To ensure the custodial parents will receive the court mandated child support, the government developed a child support enforcement program. The CSE includes services like locating non-custodial parents, establishing paternity, developing support orders, collecting support payments and services for non-custodial parents. The state’s individual programs get involved in child support cases when the noncustodial parent falls behind or has not made payments. The programs help locate the parent and ensure the child support payments are made by suspending driver’s licenses or withholding money from a paycheck or income tax refund.
In 2005, Congress passed the federal Deficit Reduction Act to help enhance the child support enforcement program. The bill was also passed to help slow the growth of benefit programs including Medicaid and student loan subsidies be requiring states collect a mandatory annual $25 fee for families not considered Temporary Assistance for Needy Families (TANF) in cases exceeding $500 in collections.
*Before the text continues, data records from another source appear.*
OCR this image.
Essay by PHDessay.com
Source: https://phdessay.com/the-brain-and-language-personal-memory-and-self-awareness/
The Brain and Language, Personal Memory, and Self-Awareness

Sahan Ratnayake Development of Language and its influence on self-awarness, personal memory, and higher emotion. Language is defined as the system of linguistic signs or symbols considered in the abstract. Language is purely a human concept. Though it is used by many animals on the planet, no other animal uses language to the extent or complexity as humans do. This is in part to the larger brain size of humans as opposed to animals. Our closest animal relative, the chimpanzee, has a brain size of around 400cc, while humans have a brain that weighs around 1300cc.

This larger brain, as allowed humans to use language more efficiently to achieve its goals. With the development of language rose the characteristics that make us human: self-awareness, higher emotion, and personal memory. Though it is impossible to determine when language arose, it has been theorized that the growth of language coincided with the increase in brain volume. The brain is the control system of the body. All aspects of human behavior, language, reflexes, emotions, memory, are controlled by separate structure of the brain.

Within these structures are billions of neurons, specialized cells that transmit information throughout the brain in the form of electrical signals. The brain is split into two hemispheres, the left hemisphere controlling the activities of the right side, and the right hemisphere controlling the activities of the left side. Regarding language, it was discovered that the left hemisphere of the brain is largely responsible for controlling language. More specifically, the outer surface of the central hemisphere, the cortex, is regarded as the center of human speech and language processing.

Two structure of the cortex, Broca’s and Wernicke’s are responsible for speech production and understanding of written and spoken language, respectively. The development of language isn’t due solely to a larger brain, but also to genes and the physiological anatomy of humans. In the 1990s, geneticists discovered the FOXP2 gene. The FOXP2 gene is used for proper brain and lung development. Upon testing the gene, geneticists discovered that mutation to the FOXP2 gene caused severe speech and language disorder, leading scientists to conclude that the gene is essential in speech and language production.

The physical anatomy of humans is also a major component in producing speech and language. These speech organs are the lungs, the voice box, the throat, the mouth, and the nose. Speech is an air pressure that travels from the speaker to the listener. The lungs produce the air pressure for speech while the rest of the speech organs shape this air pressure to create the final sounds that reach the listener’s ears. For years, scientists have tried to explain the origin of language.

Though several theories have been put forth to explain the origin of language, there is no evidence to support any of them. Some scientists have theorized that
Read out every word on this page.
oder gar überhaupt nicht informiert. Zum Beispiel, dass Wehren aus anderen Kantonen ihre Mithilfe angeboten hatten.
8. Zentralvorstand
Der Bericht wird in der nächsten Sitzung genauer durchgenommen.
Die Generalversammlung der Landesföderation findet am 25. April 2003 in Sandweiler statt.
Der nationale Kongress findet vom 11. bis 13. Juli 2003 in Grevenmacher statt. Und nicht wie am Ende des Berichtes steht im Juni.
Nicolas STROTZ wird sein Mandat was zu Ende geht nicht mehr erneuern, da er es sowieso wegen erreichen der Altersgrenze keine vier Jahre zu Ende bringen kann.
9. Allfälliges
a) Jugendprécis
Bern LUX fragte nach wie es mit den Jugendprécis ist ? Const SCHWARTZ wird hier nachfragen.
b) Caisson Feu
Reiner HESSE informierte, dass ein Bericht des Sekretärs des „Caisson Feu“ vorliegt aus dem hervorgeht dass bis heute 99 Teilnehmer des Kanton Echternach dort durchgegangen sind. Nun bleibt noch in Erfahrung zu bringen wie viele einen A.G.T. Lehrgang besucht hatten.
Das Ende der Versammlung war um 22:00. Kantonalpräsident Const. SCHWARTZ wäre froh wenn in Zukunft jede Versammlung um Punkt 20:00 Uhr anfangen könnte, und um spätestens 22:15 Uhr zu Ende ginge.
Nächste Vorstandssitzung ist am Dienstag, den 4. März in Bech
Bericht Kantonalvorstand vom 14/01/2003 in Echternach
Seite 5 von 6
States had the option of paying the fee by paying the cost out-of-pocket, charging the custodial parent or billing the noncustodial parent; in return, the state gets a third of total collected through the fee. Most of the states chose to charge the custodial parent, including Pennsylvania, whose governor signed the bill in May for the child support fee.
The state passed a law that will cover the fee for parents who receive yearly child support payments less than $2,000 but require those who get more to pay. A welfare department spokeswoman, Stacey Witalec, told the York Daily Record that the state budget was tight; the state couldn’t afford to pay the full fee of $2.6 million in the fiscal year of 2007-08 and $3.2 million the next year. State officials decided they could rely on the custodial parent to pay the fee.
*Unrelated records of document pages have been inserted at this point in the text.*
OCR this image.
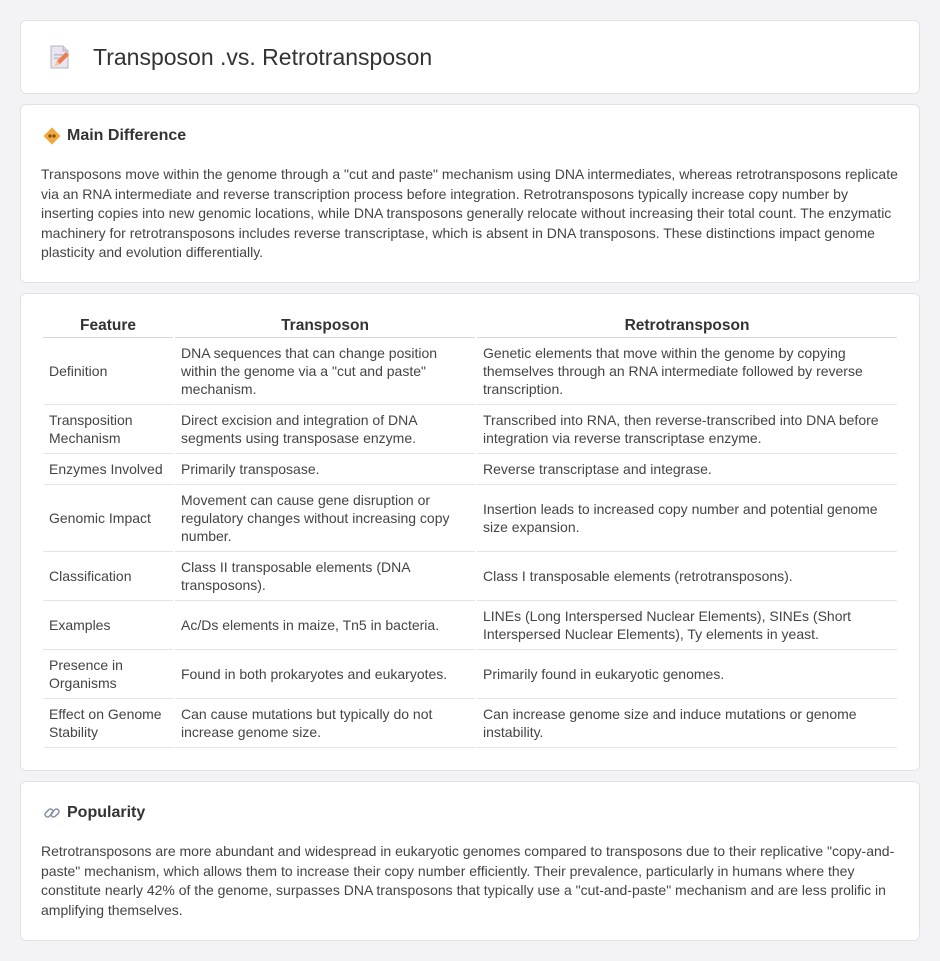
Transposon .vs. Retrotransposon
Main Difference

Transposons move within the genome through a "cut and paste" mechanism using DNA intermediates, whereas retrotransposons replicate via an RNA intermediate and reverse transcription process before integration. Retrotransposons typically increase copy number by inserting copies into new genomic locations, while DNA transposons generally relocate without increasing their total count. The enzymatic machinery for retrotransposons includes reverse transcriptase, which is absent in DNA transposons. These distinctions impact genome plasticity and evolution differentially.

Feature	Transposon	Retrotransposon
Definition	DNA sequences that can change position within the genome via a "cut and paste" mechanism.	Genetic elements that move within the genome by copying themselves through an RNA intermediate followed by reverse transcription.
Transposition Mechanism	Direct excision and integration of DNA segments using transposase enzyme.	Transcribed into RNA, then reverse-transcribed into DNA before integration via reverse transcriptase enzyme.
Enzymes Involved	Primarily transposase.	Reverse transcriptase and integrase.
Genomic Impact	Movement can cause gene disruption or regulatory changes without increasing copy number.	Insertion leads to increased copy number and potential genome size expansion.
Classification	Class II transposable elements (DNA transposons).	Class I transposable elements (retrotransposons).
Examples	Ac/Ds elements in maize, Tn5 in bacteria.	LINEs (Long Interspersed Nuclear Elements), SINEs (Short Interspersed Nuclear Elements), Ty elements in yeast.
Presence in Organisms	Found in both prokaryotes and eukaryotes.	Primarily found in eukaryotic genomes.
Effect on Genome Stability	Can cause mutations but typically do not increase genome size.	Can increase genome size and induce mutations or genome instability.
Popularity

Retrotransposons are more abundant and widespread in eukaryotic genomes compared to transposons due to their replicative "copy-and-paste" mechanism, which allows them to increase their copy number efficiently. Their prevalence, particularly in humans where they constitute nearly 42% of the genome, surpasses DNA transposons that typically use a "cut-and-paste" mechanism and are less prolific in amplifying themselves.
Within the couple months the bill has been on the books, it has already received opposition. Representative Kate Harper is working hard to repeal the Child Support Tax. She feels the fee is an unfair assessment on families that receive as little as $167 a month in support payments. The money is better spent on the welfare of the children, clothing, feeding and sheltering them.
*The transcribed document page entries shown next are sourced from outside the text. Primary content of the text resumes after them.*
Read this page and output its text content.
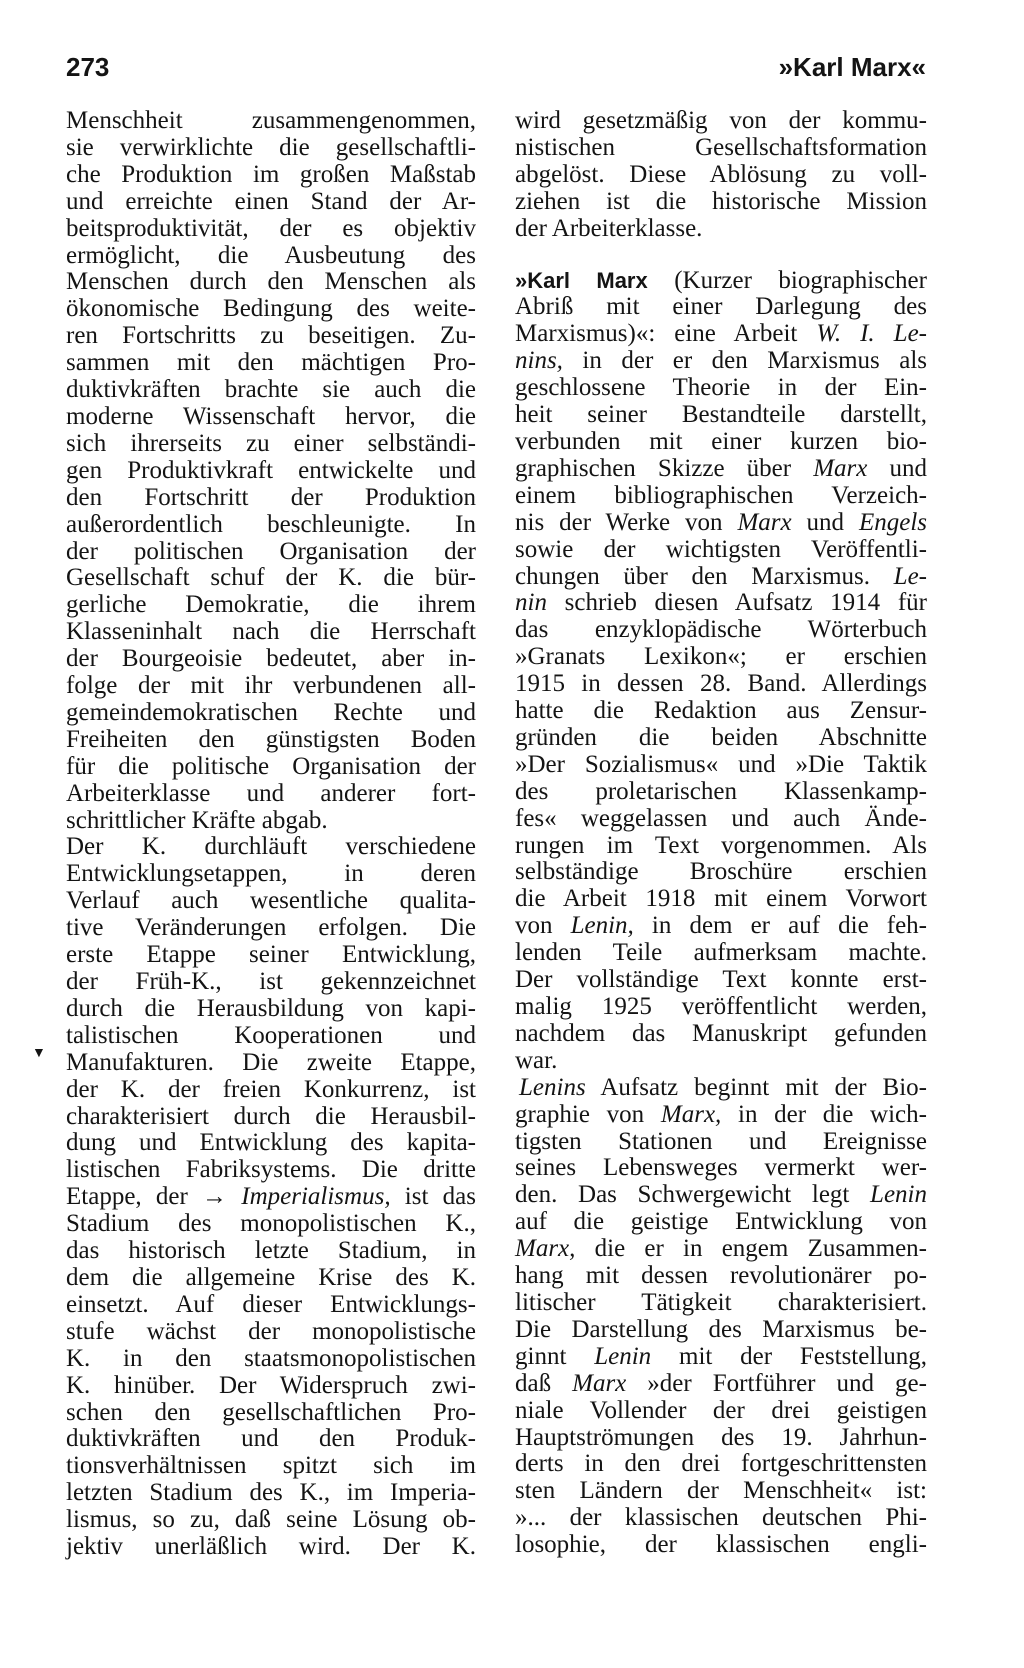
273	»Karl Marx«
▼
Menschheit zusammengenommen,
sie verwirklichte die gesellschaftli-
che Produktion im großen Maßstab
und erreichte einen Stand der Ar-
beitsproduktivität, der es objektiv
ermöglicht, die Ausbeutung des
Menschen durch den Menschen als
ökonomische Bedingung des weite-
ren Fortschritts zu beseitigen. Zu-
sammen mit den mächtigen Pro-
duktivkräften brachte sie auch die
moderne Wissenschaft hervor, die
sich ihrerseits zu einer selbständi-
gen Produktivkraft entwickelte und
den Fortschritt der Produktion
außerordentlich beschleunigte. In
der politischen Organisation der
Gesellschaft schuf der K. die bür-
gerliche Demokratie, die ihrem
Klasseninhalt nach die Herrschaft
der Bourgeoisie bedeutet, aber in-
folge der mit ihr verbundenen all-
gemeindemokratischen Rechte und
Freiheiten den günstigsten Boden
für die politische Organisation der
Arbeiterklasse und anderer fort-
schrittlicher Kräfte abgab.
Der K. durchläuft verschiedene
Entwicklungsetappen, in deren
Verlauf auch wesentliche qualita-
tive Veränderungen erfolgen. Die
erste Etappe seiner Entwicklung,
der Früh-K., ist gekennzeichnet
durch die Herausbildung von kapi-
talistischen Kooperationen und
Manufakturen. Die zweite Etappe,
der K. der freien Konkurrenz, ist
charakterisiert durch die Herausbil-
dung und Entwicklung des kapita-
listischen Fabriksystems. Die dritte
Etappe, der → Imperialismus, ist das
Stadium des monopolistischen K.,
das historisch letzte Stadium, in
dem die allgemeine Krise des K.
einsetzt. Auf dieser Entwicklungs-
stufe wächst der monopolistische
K. in den staatsmonopolistischen
K. hinüber. Der Widerspruch zwi-
schen den gesellschaftlichen Pro-
duktivkräften und den Produk-
tionsverhältnissen spitzt sich im
letzten Stadium des K., im Imperia-
lismus, so zu, daß seine Lösung ob-
jektiv unerläßlich wird. Der K.
wird gesetzmäßig von der kommu-
nistischen Gesellschaftsformation
abgelöst. Diese Ablösung zu voll-
ziehen ist die historische Mission
der Arbeiterklasse.
»Karl Marx (Kurzer biographischer
Abriß mit einer Darlegung des
Marxismus)«: eine Arbeit W. I. Le-
nins, in der er den Marxismus als
geschlossene Theorie in der Ein-
heit seiner Bestandteile darstellt,
verbunden mit einer kurzen bio-
graphischen Skizze über Marx und
einem bibliographischen Verzeich-
nis der Werke von Marx und Engels
sowie der wichtigsten Veröffentli-
chungen über den Marxismus. Le-
nin schrieb diesen Aufsatz 1914 für
das enzyklopädische Wörterbuch
»Granats Lexikon«; er erschien
1915 in dessen 28. Band. Allerdings
hatte die Redaktion aus Zensur-
gründen die beiden Abschnitte
»Der Sozialismus« und »Die Taktik
des proletarischen Klassenkamp-
fes« weggelassen und auch Ände-
rungen im Text vorgenommen. Als
selbständige Broschüre erschien
die Arbeit 1918 mit einem Vorwort
von Lenin, in dem er auf die feh-
lenden Teile aufmerksam machte.
Der vollständige Text konnte erst-
malig 1925 veröffentlicht werden,
nachdem das Manuskript gefunden
war.
Lenins Aufsatz beginnt mit der Bio-
graphie von Marx, in der die wich-
tigsten Stationen und Ereignisse
seines Lebensweges vermerkt wer-
den. Das Schwergewicht legt Lenin
auf die geistige Entwicklung von
Marx, die er in engem Zusammen-
hang mit dessen revolutionärer po-
litischer Tätigkeit charakterisiert.
Die Darstellung des Marxismus be-
ginnt Lenin mit der Feststellung,
daß Marx »der Fortführer und ge-
niale Vollender der drei geistigen
Hauptströmungen des 19. Jahrhun-
derts in den drei fortgeschrittensten
sten Ländern der Menschheit« ist:
»... der klassischen deutschen Phi-
losophie, der klassischen engli-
Harper has been active in supporting the bill she introduced in August to repeal the fee, including a 30-minute program highlighting a press conference in honor of Child Support Awareness Month last month. She hopes her efforts win over the support of other representatives, but is not sure she will be able to persuade the Democratically-controlled House to revisit the issue since the fall session is shortened by the upcoming election.
Harper feels the state has enough resources to cover the full cost. In comparison to the multibillion-dollar budget the state has, in which 40 percent of it is devoted to public welfare spending, Harper says the fee is minute.